The second guy who I assume is Adam makes for me. He is about my height, thickset on top, wide at the hips and pudgy in the arse, thighs and gut. He is swarthy skinned with a short receding hairline, and he is attired in red trail boots, black jeans and a black hoodie.
I estimate that if I run I could outpace him; he was the wrong shape and looked like he didn't have the cardio. Marcus would catch Toni though, and that mattered enough.
I'd been in some dicey situations and come out of them, although this time I couldn't see how I am not heading for the hospital or a hole in the ground. A glimmer in the gloom, is that Marcus had made a tactical mistake. He had split from Adam and gone for Toni, when he should have gone for me a
lso.
Ten yards out Adam brings his run to a stride and hefts the bat over his right shoulder, his hands nervously kneading the handle as he advances. I shuffle backwards, holding my bag in front of me with both hands. I cower, and shaking my head plead,
“Take her if you want, I won't get in your way.”
In a guttural voice the masked man replies,
“No, you won't – period. I'm going to fuck you up six ways from Sunday for that sucker punch.”

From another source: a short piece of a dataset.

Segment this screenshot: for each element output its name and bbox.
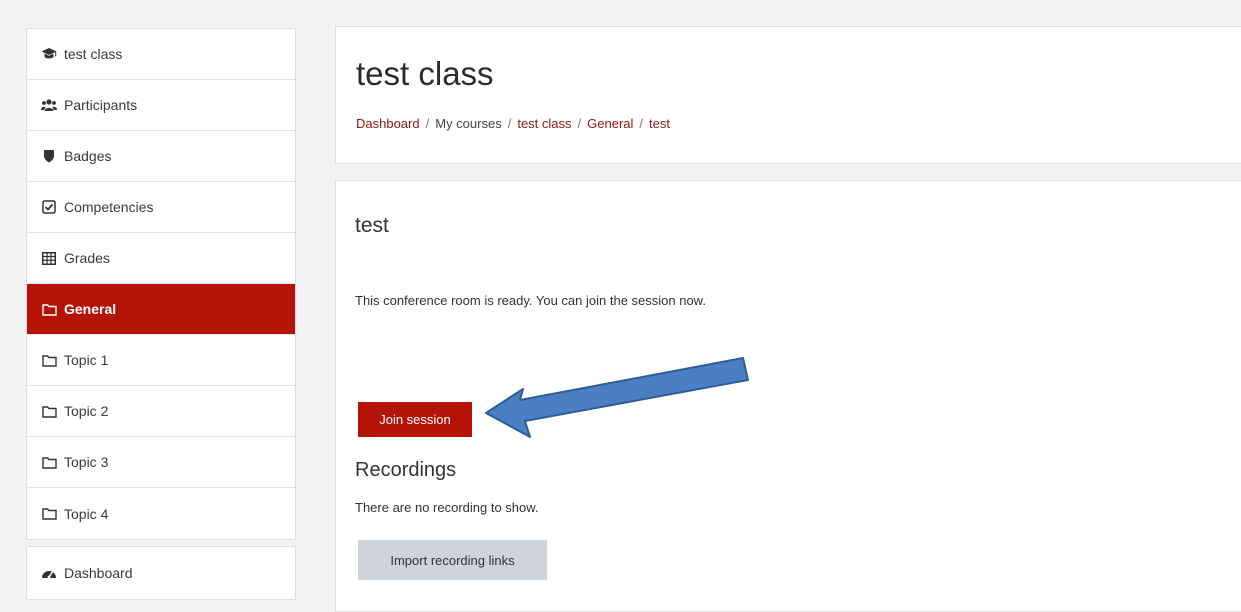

It is a matter of range and I watch it close. Judgement of range, control of range, each step like the ticking hand of a clock - until the time. I see the bat twitch in readiness for the strike and that is the time. I pounce, and from the chest, thrust the travel bag with both hands into flight at his head. I follow through with the momentum, my guard held high. Instinctively he brings the bat across to parry the bag leaving the bat un-cocked. The bag hits the ground and I am almost upon him.
He takes a step back and re-lifts the bat. I close in and the bat comes down at my range and not his. I block it above the handle with my left forearm and avoid the brunt of the hit as the mid-part strikes the top of my head. He raises the bat again and I get in around his waist, locking my hands together in an S grip. I pull them into the small of his back and bear hug him. He panic hits me to the side of my head with round edge of the handle, and cuts open my scalp. I ignore these scraping blows, get low, lift and steer him right into the side of the RAV.
“Marcus … Marcus!” he shouts with a whiney pitch that is now far from guttural. He struggles to break free and continues to painfully stab my head with the handle of the bat. I release my grip and pin him to the car with my left shoulder, leaving a small gap to escape to his left. He takes the bait, and as he slides out I punch.